Fazit für mich wir benötigen bei Einhaltung der in 13849 für KAT3-4 geforderten Anforderungen keinen weiteren Schütz. 
Einen Motorfehler kann man meiner Meinung ausschließen da z.B. ein Wickelungsfehler erkannt wird durch entsprechende Schutzbeschaltung. 

Das ist meine Meinung zu diesem Thema und kann durchaus Falsch sein!


----------



## istat_gb (15 Juli 2009)

Hallo, ich möchte auch mal meine Gedanken zum Ausdruck bringen und fragen, ob diese so richtig wären:

im Prinzip stimme ich Safety zu....


Redundant - also, 2 Schütze in Reihe.

Wenn ich mir das Beispel "Test2.pdf" ansehe, würde ich sagen, dass dies erfüllt ist: Ich denke, K71M und K72M sind für Rechts- / Linkslauf!? 

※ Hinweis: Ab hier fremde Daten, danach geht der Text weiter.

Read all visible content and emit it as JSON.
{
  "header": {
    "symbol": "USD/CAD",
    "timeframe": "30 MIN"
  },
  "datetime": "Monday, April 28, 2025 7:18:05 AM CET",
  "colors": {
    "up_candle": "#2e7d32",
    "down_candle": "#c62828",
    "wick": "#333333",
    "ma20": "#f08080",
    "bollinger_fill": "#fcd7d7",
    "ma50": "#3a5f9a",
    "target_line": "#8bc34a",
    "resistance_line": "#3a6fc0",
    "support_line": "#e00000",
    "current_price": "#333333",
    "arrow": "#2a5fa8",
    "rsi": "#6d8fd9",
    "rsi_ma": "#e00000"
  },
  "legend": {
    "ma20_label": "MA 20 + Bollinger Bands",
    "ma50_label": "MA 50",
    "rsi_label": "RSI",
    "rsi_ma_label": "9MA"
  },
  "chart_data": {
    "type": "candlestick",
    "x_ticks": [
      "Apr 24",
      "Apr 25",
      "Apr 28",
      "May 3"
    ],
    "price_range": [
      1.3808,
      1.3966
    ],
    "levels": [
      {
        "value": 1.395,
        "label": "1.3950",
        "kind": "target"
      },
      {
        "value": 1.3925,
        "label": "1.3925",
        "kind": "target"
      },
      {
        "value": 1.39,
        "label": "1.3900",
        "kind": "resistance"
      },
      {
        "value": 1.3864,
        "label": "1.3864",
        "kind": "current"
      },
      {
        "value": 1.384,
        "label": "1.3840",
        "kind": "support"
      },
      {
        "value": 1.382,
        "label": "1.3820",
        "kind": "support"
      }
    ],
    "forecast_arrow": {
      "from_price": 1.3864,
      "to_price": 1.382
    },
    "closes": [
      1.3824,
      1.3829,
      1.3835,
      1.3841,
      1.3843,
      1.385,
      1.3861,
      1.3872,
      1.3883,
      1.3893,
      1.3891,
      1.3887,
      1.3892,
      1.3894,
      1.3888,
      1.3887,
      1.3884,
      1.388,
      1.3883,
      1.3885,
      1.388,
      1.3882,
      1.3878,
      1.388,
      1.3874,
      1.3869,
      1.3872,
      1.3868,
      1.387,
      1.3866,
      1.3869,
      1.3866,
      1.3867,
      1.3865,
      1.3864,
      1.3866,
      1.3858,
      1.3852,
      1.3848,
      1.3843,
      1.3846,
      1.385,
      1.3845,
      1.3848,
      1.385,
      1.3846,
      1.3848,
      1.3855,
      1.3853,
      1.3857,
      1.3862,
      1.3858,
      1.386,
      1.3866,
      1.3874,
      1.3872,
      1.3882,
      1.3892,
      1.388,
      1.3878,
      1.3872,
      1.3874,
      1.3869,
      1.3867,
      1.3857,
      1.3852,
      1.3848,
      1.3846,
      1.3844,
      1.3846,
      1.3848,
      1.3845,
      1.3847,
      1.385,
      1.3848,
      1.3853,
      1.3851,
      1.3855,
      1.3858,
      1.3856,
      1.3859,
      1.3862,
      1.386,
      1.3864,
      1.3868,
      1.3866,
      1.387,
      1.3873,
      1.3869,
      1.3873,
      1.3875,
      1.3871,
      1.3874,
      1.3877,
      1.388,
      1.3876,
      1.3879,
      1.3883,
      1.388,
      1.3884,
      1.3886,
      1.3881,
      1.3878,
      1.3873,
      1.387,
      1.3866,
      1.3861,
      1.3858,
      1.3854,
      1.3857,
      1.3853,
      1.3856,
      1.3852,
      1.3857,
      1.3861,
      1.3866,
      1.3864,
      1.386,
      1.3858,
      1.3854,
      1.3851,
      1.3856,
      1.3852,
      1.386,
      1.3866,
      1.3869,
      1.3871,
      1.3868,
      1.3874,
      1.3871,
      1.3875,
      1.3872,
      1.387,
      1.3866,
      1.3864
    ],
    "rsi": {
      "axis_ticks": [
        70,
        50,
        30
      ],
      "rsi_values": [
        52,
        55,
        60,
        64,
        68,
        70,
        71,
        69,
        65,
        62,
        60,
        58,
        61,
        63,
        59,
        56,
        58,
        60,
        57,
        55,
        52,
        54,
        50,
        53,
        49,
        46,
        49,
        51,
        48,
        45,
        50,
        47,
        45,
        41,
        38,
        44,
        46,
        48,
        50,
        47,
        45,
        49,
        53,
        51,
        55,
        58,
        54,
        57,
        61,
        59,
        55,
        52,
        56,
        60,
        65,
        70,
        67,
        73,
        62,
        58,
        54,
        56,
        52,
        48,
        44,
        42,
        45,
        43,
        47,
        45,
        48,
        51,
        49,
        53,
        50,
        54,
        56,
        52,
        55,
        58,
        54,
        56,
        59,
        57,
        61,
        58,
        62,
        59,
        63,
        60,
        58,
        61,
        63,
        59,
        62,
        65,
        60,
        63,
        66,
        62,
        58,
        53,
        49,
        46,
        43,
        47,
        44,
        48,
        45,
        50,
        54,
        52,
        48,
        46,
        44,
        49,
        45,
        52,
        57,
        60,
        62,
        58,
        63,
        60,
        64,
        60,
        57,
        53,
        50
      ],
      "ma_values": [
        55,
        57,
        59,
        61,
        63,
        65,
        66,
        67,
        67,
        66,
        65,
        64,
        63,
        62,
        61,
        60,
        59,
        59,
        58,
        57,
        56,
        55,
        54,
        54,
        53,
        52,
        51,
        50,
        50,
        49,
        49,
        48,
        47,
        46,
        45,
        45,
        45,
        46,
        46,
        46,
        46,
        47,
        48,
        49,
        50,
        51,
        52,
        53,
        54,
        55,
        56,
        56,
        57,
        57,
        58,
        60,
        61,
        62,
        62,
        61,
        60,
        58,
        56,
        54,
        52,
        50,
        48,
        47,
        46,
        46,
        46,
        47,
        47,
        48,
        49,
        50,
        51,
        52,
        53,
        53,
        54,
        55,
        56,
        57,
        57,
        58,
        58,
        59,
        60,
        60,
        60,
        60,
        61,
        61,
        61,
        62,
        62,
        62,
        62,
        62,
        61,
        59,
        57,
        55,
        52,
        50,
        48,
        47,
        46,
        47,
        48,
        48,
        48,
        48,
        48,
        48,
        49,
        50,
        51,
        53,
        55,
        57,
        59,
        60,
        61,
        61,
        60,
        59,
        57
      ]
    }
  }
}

Wenn ich jetzt das K70M hinzuziehe habe ich egal welche Bewegung ich betrachte (linksdrehung, Rechtsdrehung) immer 2 Schütze in Reihe. Da nur allgemein die Drehbewegung betrachtet wird, könnte man ja vereinfacht sagen:

Kanal 1: K70M zur abschaltung
Kanal 2: K71M & K72M zur Abschaltung (da ja beide betrachtet werden müssen)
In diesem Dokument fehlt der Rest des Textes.